Trade-offs between the escape and motility of MDA-MB-231 cells. (A) Percentages of cells that entered the 4× channel and 1× channel at different pressures in the vehicle control (VC) and cells that responded to blebbistatin (repeat experiments n ≥ 3). (B) Representative cells exhibiting the protrusion dynamics of blebs and protrusions. Pressure condition: 0.5 mbar/cell. (C) Statistical analysis of the transition mode proportions into different channels under different pressures (repeat experiments n = 3). (D) Representative image sequence depicting the Rac1-YFP–labeled MDA-MB-231 cells in each branch at 0.5 mbar/cell. Yellow arrows: fluorescence enrichment in the channel selected. (E) Normalized fluorescence intensity at 0.5 and 3 mbar/cell (cell numbers n > 40).
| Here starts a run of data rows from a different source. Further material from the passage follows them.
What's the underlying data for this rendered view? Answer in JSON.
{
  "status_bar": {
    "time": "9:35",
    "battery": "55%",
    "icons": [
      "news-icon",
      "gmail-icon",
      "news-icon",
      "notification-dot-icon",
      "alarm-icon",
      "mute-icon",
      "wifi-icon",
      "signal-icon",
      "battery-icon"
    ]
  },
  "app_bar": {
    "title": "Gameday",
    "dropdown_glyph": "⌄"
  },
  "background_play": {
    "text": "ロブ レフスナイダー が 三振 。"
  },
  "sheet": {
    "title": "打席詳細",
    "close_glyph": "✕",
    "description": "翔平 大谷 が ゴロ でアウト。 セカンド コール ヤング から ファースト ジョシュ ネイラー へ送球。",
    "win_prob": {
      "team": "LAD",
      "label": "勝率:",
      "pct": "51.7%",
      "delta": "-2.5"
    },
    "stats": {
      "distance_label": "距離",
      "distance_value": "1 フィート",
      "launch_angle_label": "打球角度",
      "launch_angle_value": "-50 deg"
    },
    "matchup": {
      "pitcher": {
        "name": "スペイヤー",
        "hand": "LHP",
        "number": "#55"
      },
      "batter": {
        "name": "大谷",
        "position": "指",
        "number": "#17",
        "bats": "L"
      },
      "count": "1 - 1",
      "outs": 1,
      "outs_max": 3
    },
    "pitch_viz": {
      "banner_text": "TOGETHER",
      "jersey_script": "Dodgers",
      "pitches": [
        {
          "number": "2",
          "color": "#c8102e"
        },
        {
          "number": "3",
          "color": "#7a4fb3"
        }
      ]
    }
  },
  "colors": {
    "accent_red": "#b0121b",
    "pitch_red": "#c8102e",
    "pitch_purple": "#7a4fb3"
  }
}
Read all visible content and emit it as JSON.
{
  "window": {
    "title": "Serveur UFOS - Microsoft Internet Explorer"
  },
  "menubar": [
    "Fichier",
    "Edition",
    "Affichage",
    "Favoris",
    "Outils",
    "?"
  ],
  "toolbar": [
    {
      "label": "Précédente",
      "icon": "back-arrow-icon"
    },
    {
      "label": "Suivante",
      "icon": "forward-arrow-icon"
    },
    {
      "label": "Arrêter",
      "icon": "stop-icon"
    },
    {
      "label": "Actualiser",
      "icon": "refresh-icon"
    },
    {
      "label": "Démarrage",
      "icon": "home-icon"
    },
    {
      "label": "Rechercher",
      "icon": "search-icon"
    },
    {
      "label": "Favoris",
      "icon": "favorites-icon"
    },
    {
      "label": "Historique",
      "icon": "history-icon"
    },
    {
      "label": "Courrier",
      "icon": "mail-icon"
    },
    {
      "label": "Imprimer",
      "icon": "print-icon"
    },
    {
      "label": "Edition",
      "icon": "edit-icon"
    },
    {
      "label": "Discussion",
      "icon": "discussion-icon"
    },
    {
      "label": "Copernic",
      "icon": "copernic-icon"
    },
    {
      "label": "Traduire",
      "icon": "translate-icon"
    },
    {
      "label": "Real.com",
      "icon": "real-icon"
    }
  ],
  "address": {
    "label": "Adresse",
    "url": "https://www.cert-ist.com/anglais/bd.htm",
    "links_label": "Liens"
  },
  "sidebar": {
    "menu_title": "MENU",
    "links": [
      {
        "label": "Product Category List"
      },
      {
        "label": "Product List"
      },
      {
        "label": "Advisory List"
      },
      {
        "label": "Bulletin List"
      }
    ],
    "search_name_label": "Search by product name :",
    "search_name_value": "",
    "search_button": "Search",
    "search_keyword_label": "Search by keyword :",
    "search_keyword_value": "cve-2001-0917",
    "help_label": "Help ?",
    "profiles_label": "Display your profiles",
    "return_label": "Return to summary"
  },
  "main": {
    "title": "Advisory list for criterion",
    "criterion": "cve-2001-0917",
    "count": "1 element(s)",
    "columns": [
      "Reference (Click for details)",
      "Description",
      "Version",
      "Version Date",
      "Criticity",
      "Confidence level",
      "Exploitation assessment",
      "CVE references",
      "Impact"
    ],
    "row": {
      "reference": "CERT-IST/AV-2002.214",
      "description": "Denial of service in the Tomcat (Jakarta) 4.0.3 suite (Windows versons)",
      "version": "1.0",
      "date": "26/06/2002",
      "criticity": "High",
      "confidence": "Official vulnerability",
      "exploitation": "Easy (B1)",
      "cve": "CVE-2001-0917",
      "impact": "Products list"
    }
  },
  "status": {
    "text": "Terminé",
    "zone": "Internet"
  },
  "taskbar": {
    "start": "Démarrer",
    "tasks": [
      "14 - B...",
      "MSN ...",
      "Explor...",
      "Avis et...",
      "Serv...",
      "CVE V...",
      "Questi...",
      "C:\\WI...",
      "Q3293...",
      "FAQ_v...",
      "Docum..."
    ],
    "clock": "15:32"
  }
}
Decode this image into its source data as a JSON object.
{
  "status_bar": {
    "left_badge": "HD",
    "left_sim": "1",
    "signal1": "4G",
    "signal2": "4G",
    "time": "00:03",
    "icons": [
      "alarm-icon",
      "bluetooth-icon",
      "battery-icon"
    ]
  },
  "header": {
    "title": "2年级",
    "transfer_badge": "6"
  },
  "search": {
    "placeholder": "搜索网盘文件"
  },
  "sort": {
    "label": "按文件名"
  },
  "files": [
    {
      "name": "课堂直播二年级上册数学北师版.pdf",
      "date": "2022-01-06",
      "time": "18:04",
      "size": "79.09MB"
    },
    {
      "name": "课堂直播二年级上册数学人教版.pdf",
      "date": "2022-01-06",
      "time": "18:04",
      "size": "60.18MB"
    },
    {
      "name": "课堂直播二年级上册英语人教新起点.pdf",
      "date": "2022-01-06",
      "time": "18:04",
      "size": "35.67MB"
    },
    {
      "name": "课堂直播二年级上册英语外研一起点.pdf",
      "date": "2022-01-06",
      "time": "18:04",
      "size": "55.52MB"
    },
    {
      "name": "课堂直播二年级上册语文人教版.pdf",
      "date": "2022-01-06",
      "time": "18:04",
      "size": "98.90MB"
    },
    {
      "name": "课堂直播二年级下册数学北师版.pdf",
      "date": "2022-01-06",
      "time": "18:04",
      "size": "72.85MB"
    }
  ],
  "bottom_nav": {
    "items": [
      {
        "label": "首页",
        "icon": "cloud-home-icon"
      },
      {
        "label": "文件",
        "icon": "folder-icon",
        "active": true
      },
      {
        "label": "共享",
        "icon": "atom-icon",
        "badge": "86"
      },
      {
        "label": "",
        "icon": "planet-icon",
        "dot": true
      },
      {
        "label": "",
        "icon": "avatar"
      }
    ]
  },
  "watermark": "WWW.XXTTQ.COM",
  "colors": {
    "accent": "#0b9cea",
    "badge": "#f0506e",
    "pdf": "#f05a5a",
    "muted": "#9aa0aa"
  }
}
The data represent the means ± SDs, with statistical comparisons performed via Student’s t-test; ^∗∗∗∗p < 0.0001 and n.s. p > 0.05. Scale bars, 50 μm.

Figure 4

Schematic diagram and simulation of the forces during trade-off escape. (A) Force labeling of cancer cells on both sides of the channels. (B) Sketch map of the trade-off between hydraulic resistance and shear stress. (C) Simulation of the variation in the shear-stress-induced active force and passive force with pressure under the given parameters. (D) Force difference and coupling force between the 4× and 1× channels.

Figure 5

Force numerical simulation and experimental validation for different F_max values. (A and B) Numerical simulation of the shear-stress-induced active force and coupling force for different F_max and κ_R values. (C and D) Inlet-to-branch time and decision-making time of the MCF-7 cell line and MDA-MB-231 cell line for the initial 20 h of PLL-g-PEG substrate treatment (n > 40 cells). Inset: fit function and correlation coefficient. (E) Percentages of the cells that entered the 4× channel and 1× channel at different pressures for the MCF-7 cell line (repeat experiments n = 3). (F) Percentages of cells that entered the 4× channel and 1× channel during the initial 20 h under PLL-g-PEG substrate treatment (repeat experiments n = 3).